Lambros viewed anthropology as a science which in theory explores all facets of human life and interaction through time and space. He was a pragmatist who demonstrated the value of an applied anthropology based on the firm linkage of scientific rigor, insightful methodology, and high ethical standards. Unlike many of his colleagues, he saw no gulf between mainstream and applied anthropology, arguing like his elder, Conrad (Connie) Arensberg, that “they were but two facets of a single endeavor with application providing an essential laboratory for testing the theories and models generated by the academy.” Therefore, “anthropology of service” and anthropology as theory can and do interfertilize.

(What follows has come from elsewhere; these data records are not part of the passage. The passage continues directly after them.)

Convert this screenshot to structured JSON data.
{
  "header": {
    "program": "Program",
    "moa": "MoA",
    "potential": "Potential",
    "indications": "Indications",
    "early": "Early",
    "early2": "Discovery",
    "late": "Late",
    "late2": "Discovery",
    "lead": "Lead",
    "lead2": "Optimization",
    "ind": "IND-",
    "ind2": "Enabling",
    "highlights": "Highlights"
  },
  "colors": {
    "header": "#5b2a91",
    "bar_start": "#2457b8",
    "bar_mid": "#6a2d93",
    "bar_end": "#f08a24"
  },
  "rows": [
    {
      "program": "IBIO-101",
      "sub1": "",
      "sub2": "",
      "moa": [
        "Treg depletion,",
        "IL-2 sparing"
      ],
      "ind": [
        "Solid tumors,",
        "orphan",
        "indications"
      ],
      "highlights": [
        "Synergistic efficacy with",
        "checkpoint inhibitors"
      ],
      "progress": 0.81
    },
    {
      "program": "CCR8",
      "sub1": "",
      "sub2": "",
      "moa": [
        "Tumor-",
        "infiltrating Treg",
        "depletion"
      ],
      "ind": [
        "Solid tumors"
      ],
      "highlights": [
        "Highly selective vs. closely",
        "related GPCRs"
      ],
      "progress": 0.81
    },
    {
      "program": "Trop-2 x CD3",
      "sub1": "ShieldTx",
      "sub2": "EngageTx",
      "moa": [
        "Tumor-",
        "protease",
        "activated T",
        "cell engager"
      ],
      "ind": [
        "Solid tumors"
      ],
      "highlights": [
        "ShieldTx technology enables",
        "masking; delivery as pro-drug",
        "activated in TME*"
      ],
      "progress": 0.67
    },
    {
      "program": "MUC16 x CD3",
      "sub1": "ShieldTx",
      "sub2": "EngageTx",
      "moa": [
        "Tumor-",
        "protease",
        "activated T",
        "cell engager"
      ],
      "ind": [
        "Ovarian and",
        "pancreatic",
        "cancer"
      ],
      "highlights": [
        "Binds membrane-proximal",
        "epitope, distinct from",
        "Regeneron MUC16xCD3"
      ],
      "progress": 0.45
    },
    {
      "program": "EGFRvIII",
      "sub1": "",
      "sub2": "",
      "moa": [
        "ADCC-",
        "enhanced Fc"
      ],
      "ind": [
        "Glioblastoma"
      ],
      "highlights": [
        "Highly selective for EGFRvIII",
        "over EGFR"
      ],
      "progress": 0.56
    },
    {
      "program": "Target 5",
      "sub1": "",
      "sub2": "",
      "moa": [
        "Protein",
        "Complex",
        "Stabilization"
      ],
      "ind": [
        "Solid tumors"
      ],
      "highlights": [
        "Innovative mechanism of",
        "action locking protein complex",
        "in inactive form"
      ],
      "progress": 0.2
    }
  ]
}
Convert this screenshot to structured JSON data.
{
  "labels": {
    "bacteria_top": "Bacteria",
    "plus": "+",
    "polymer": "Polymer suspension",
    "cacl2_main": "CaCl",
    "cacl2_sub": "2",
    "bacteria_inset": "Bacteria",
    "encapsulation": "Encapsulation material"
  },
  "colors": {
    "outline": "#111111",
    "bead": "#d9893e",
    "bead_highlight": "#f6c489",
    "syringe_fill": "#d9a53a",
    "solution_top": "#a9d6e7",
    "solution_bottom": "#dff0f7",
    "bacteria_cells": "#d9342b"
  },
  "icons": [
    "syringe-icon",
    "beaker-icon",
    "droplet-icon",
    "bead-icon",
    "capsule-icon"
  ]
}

In the 1960s, Teachers College, Columbia University, sought to initiate the discipline of anthropology. Lambros was hired to design the graduate program. With a deep understanding of the evolution and differences in “schools of anthropology” (e.g., Chicago, Berkeley, Harvard), he created the Joint Program in Applied Anthropology. Insightfully, he linked it with the Department of Anthropology at Columbia from which the PhD degree would be awarded.
The program model centered on conducting fieldwork early in the student’s graduate education while participating in the First and Second Year Colloquia of combined cohorts. Emphasis was placed on note-taking in field work. “If anthropology has a soul, that soul is the field,” Lambros said, “but the field is only one of two indispensable components of anthropology. The other is the anthropologist.” Their relationship is the “intricate dance” between the researcher's personality and knowledge and the unfamiliar social and cultural forces that initially engulf him. In this dualism, the field is both “crucible and molder of anthropologists.”
Lambros was a “methods man,” intrigued by unlocking the appropriate methods and techniques to enter the field in order to investigate the essential research problem. He was the consummate field worker, with an interest in the nature of society and in basic research on real-life issues whose findings could be applied to practical problems. He endorsed anthropology’s unique method of participant observation and adopted Arensberg’s community-study method (1954) — with its definition of community as a master institution or master social system, a key to society and a model, perhaps the most important model, of culture.
While contemporary American sociocultural anthropology has many theoretical currents, no one approach dominated the discipline. Lambros was similarly theoretically eclectic. He understood the value of multiple perspectives and the flexibility gained from a lack of a dominant approach, pointing out that the absence of rigid boundaries and definitions “offers an area for creative combinations and innovative solutions to theoretical and methodological questions.”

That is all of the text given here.